De Kennisgroep onroerende zaken heeft de vraag beantwoord over de situatie waarin een kwalificerende buitenlandse belastingplichtige een overeenkomst van geldlening met een nieuwbouw- of verbouwingsdepot bij een buitenlandse bank heeft afgesloten, waarin is overeengekomen dat de eerste 24 maanden niet wordt afgelost.
Een belastingplichtige is kwalificerende buitenlandse belastingplichtige. Hij gaat een annuïtaire schuld bij een buitenlandse bank aan voor de bouw van een nieuwbouwwoning dan wel voor de verbouwing van een bestaande woning. Het gehele bedrag van de schuld wordt direct op een nieuwbouw- of verbouwingsdepot gestort. Bij het afsluiten van het nieuwbouw- of verbouwingsdepot is voor de nieuwbouwwoning of bestaande woning sprake van een eigen woning in de zin van artikel 3.111 van de Wet IB 2001.

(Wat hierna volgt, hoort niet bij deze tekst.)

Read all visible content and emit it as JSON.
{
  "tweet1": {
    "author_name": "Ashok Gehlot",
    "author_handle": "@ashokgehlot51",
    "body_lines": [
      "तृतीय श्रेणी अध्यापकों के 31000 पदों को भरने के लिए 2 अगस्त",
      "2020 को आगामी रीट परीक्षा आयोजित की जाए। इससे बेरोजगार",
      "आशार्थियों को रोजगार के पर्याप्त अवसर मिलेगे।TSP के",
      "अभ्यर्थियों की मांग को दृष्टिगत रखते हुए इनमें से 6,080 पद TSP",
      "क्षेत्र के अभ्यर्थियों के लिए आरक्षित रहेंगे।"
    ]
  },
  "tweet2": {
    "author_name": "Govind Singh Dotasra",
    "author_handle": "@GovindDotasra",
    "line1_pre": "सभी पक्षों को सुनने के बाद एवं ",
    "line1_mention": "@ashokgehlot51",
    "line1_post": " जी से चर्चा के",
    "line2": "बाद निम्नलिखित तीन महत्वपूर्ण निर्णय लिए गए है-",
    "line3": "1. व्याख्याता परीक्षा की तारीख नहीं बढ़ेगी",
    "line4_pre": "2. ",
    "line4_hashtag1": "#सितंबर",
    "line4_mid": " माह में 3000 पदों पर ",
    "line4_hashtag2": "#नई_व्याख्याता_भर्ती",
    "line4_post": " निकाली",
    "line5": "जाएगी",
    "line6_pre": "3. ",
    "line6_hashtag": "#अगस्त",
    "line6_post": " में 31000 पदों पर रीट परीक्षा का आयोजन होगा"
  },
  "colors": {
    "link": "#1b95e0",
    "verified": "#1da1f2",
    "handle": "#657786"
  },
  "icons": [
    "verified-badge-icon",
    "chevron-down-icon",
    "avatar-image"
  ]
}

In de overeenkomst van geldlening staat het volgende:
- de schuld wordt aangegaan voor een looptijd van 360 maanden;
- de aanvang van aflossing van de schuld vindt plaats na 24 maanden;
- tot aanvang van de eerste aflossing is alleen rente over het opgenomen bedrag verschuldigd;
- de periode waarin de gehele schuld wordt afgelost, is 336 maanden.
Vraag
Kwalificeert de schuld als eigenwoningschuld en zo ja, vanaf wanneer?
Antwoord
Nee. Op het moment van afsluiten van het nieuwbouw- of verbouwingsdepot kwalificeert de woning waarvoor deze schuld wordt aangegaan al als een eigen woning in de zin van artikel 3.111 Wet IB 2001. De schuld moet daarom vanaf aanvang voldoen aan de voorwaarden voor kwalificatie van eigenwoningschuld van artikel 3.119a, eerste lid, onderdelen b, c en d, Wet IB 2001. Hieronder valt ook de voorwaarde van de contractuele verplichting tot het gedurende de looptijd ten minste annuïtair en in ten hoogste 360 maanden volledig aflossen overeenkomstig artikel 3.119c Wet IB 2001. Uit de parlementaire geschiedenis blijkt dat de wetgever bewust heeft gekozen voor een systeem waarbij vanaf het aangaan van de schuld moet worden voldaan aan de voorwaarden voor kwalificatie van eigenwoningschuld. Hierdoor kunnen belastingplichtigen hierover vooraf zekerheid krijgen (Kamerstukken II 2012/13, 33405, nr. 3, p. 20 en Kamerstukken II 2012/13, 33405, nr. 7, p. 25). Omdat in de overeenkomst van geldlening is bepaald dat vanaf aanvang van de schuld gedurende 24 maanden niet hoeft te worden afgelost, voldoet de schuld niet aan deze voorwaarde en kwalificeert de schuld daarmee niet als eigenwoningschuld.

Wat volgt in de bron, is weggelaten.